The regret came through, enough that Morgan wished she hadn’t spoken the horrible truth.

“We weren’t in time. But he made mistakes. He stole her car, a high-end Mercedes convertible. And he didn’t disable the tracking system.”

“I’m not sure what that means. I’m not in the high-end car club.”

“It’s an embedded system. It means they tracked him—tracked the car.” Miles’s eyes narrowed. “But you don’t have him.”

“No, but we have the individual who bought the car, and who’s previously taken in trade or in sale other vehicles from Rozwell. We have this person in custody.”

“He knows where Rozwell is?”

Morrison took over. “He claims no, and we believe him. He claims he thought Rozwell was a car thief, that he knew nothing about the murders. We tend to believe him on that, especially since facing potential charges of accessory after the fact, multiple counts of murder, he’s cooperating.”

“We know the vehicle he took in trade,” Beck told them, “and the name he used for the registration. We have his description at that time, and which direction he took, when he took it. These are major mistakes, Morgan, a breakdown in his discipline. We have an APB out on the vehicle, on the name he’s using.”

“Is he coming here?”

“Our information is he brought up a map on his laptop while his new car was prepared for him. He mapped out a route west, likely as far as Kansas, so not here. Our conclusion is he’s not ready for you yet.”

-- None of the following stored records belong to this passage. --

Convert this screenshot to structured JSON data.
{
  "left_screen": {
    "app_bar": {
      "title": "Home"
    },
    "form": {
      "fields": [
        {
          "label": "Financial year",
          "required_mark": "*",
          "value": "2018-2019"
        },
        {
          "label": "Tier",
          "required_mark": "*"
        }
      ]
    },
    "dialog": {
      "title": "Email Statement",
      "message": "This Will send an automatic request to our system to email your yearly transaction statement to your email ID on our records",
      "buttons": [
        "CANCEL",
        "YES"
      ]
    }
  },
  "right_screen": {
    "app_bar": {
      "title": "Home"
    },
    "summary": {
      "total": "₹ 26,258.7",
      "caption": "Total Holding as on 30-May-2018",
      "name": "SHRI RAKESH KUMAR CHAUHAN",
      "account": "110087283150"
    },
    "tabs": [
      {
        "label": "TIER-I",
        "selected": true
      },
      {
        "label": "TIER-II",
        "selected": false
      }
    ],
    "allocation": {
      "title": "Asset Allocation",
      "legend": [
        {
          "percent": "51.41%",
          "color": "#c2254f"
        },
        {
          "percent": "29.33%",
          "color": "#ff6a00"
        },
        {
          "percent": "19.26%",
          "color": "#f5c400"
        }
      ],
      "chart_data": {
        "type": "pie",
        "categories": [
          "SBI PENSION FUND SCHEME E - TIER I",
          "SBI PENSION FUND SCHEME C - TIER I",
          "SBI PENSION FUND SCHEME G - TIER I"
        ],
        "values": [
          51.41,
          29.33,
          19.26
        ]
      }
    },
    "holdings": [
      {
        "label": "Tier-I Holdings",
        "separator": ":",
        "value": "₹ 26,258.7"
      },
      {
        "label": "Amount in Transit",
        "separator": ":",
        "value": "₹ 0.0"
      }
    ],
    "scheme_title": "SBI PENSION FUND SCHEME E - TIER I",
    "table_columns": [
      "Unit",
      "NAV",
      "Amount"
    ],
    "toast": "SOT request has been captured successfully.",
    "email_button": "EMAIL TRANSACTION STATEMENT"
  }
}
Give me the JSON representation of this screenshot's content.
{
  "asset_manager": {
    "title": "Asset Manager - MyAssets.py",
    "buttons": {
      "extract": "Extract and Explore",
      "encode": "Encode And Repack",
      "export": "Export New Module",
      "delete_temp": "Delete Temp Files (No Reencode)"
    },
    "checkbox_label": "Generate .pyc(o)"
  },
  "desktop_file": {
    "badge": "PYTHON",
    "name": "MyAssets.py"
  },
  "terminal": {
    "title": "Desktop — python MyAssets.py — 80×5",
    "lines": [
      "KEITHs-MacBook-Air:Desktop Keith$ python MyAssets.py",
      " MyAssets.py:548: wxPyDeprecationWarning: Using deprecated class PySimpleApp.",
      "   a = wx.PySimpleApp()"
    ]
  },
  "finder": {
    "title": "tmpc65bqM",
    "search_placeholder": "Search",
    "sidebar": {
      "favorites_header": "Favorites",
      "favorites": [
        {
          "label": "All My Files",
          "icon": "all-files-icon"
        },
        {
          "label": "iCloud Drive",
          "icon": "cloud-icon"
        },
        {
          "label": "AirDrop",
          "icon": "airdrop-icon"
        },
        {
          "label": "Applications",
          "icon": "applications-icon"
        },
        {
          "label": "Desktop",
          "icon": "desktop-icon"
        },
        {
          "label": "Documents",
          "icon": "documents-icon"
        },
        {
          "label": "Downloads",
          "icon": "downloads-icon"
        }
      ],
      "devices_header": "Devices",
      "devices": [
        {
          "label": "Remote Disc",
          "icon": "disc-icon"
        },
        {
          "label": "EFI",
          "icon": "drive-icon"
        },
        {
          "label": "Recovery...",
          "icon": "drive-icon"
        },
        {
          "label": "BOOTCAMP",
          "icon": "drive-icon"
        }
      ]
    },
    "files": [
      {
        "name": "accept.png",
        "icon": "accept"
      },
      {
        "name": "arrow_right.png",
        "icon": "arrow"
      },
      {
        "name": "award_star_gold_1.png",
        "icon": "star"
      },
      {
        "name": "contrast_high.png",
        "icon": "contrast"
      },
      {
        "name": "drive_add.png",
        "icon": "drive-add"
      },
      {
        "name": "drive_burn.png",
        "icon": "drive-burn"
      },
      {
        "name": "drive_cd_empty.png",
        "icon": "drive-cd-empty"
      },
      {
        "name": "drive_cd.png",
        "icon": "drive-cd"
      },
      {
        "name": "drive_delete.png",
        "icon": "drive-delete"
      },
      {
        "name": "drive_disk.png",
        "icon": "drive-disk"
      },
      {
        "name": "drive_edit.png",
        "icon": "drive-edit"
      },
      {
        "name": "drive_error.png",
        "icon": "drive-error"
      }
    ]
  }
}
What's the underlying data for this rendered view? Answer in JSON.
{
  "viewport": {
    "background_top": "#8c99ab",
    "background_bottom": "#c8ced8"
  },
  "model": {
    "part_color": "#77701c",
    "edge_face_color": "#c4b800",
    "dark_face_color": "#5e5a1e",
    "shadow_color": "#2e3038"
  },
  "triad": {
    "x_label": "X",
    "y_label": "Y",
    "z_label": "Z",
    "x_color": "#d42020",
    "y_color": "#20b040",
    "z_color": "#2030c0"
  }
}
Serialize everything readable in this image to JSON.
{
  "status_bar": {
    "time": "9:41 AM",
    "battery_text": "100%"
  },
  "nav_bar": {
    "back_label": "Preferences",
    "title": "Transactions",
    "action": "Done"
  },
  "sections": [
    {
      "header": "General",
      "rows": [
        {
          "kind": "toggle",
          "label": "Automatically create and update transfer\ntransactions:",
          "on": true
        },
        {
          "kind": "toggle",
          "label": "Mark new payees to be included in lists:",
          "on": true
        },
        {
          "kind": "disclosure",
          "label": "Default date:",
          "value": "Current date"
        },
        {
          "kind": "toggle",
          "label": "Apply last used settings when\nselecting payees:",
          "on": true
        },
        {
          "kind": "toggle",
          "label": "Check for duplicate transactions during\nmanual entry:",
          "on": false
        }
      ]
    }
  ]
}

Beck opened her briefcase, took out an evidence bag. “He put this on the victim.”

“My bracelet.” In the summer sunlight, her skin went cold. “The one he took when he killed Nina.”

“He wants you to know he’s thinking about you. To keep you on edge. But the fact is, Morgan, he’s on edge. He wouldn’t have made so many mistakes otherwise. He knows cars, he knows tech, but he forgot about the tracking system in the Mercedes.”

“We can put you in a safe house,” Morrison began.

“My mother and grandmother live here. What if he comes for me, and hurts them instead?”

The thought of it, the risk of it, turned the hard knot in her belly to ice.